In Taiwan, people drive on the right side of the road, and the driver's seat is on the left side of the car. Malaysia is like Hong Kong and England; we drive on the left and the driver’s seat is on the right. I remember the first time I came to Taiwan was horrible because I couldn't get used to the traffic direction and the location of the driver’s seat. The first time I took a taxi, I opened the door of the driver's seat and the taxi driver looked at me for a while and said, “Let me handle the driving." He must have thought I was going to hijack his taxi! After I explained to him that I was from Malaysia, he knew it was just a misunderstanding. That was the first mistake I made in Taiwan.

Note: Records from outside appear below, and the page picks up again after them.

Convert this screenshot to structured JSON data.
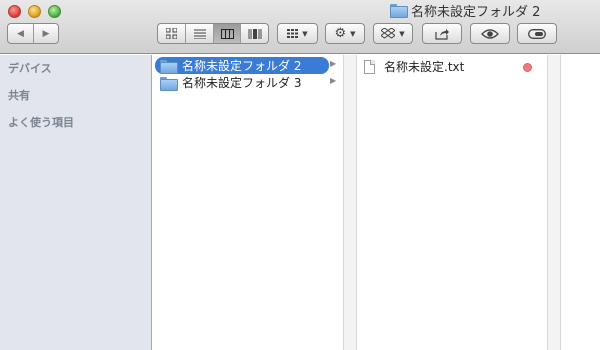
{
  "window": {
    "title": "名称未設定フォルダ 2"
  },
  "toolbar": {
    "back_icon": "back-arrow-icon",
    "forward_icon": "forward-arrow-icon",
    "view_modes": [
      "icon-view",
      "list-view",
      "column-view",
      "coverflow-view"
    ],
    "active_view": "column-view"
  },
  "sidebar": {
    "sections": [
      "デバイス",
      "共有",
      "よく使う項目"
    ]
  },
  "columns": {
    "first": [
      {
        "label": "名称未設定フォルダ 2",
        "selected": true
      },
      {
        "label": "名称未設定フォルダ 3",
        "selected": false
      }
    ],
    "second": [
      {
        "label": "名称未設定.txt",
        "tag_color": "#f27a7a"
      }
    ]
  },
  "colors": {
    "selection": "#3a7bd5",
    "sidebar_bg": "#e2e6ec"
  }
}
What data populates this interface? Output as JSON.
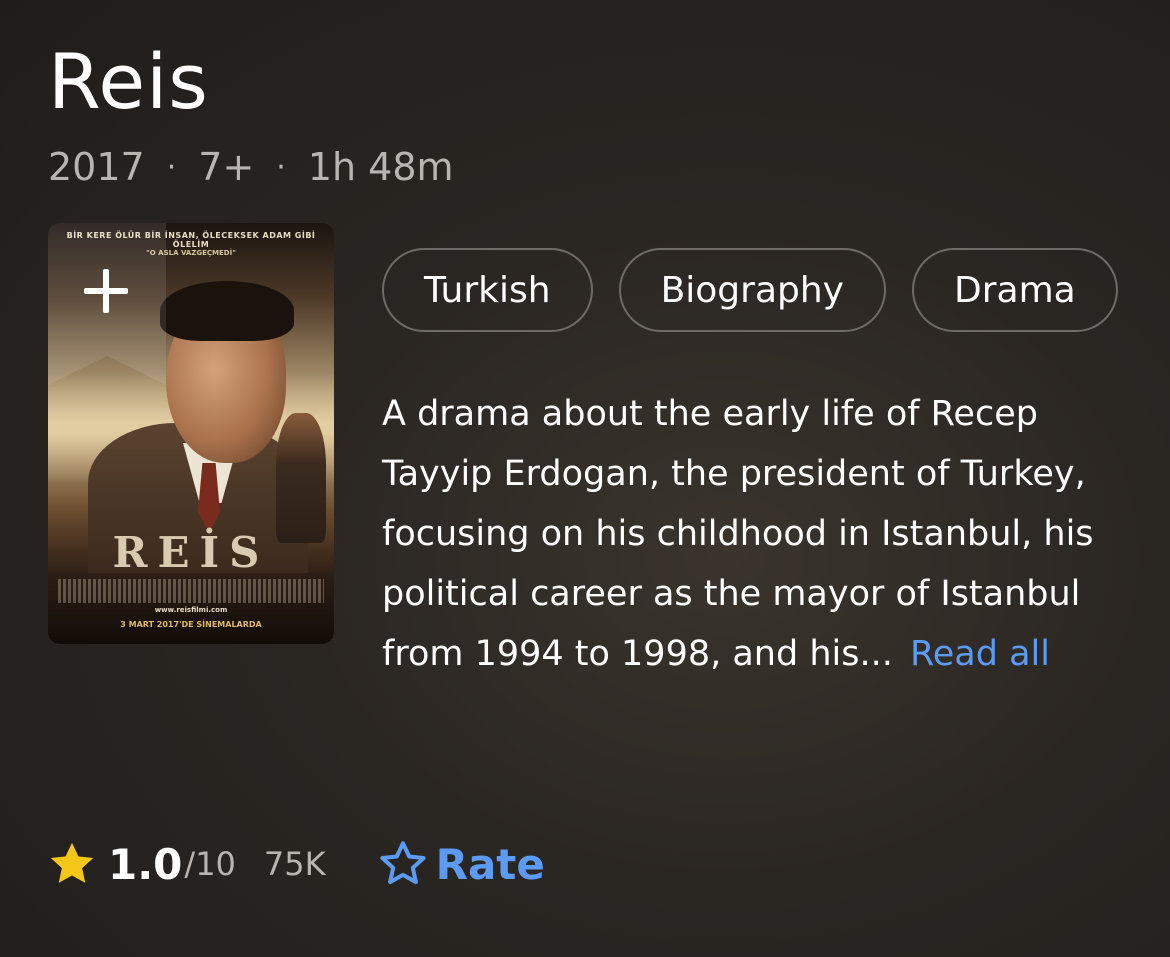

There are some differences in taking a motorcycle license exam, too. In Taiwan, candidates have to use their own motorcycle to do the examination. There is a scooter parked beside the exam location, but they candidates have to pay a fee if they want to use it. I wonder if, when candidates ride to the exam location, doesn't this count as riding without a license? If they are caught on the way to the exam location, how would they explain to the police? Would the police accept the explanation? In Malaysia, candidates must use the motorcycle that is provided at the exam location. In Taiwan, candidates can get their license the day they pass the exam, but not in Malaysia. In Malaysia, we have to wait for one week after passing the exam.
Most Taiwanese prefer riding a motorcycle t0 driving a car. There are several reasons why this is true. The price of gas in Taiwan is very high. Although riding a motorcycle isn’t comfortable or safe, riders can save lots of money as the gas price and the service charges are lower than they are for a car. Riding a motorcycle is very convenient, too. Moreover, in Taiwan, people have to buy a space for their car, and it isn't cheap. In Malaysia, gas is cheaper, and, if you buy an apartment, your car space is already provided free! In Malaysia, driving a car is much more comfortable and safer.
I will be graduating from Feng Chia University this year, and I will be going home to Malaysia. I have had a lot of interesting experiences here in Taiwan, but I will be happy to get home, back where everyone drives on the right side of the road – the LEFT side!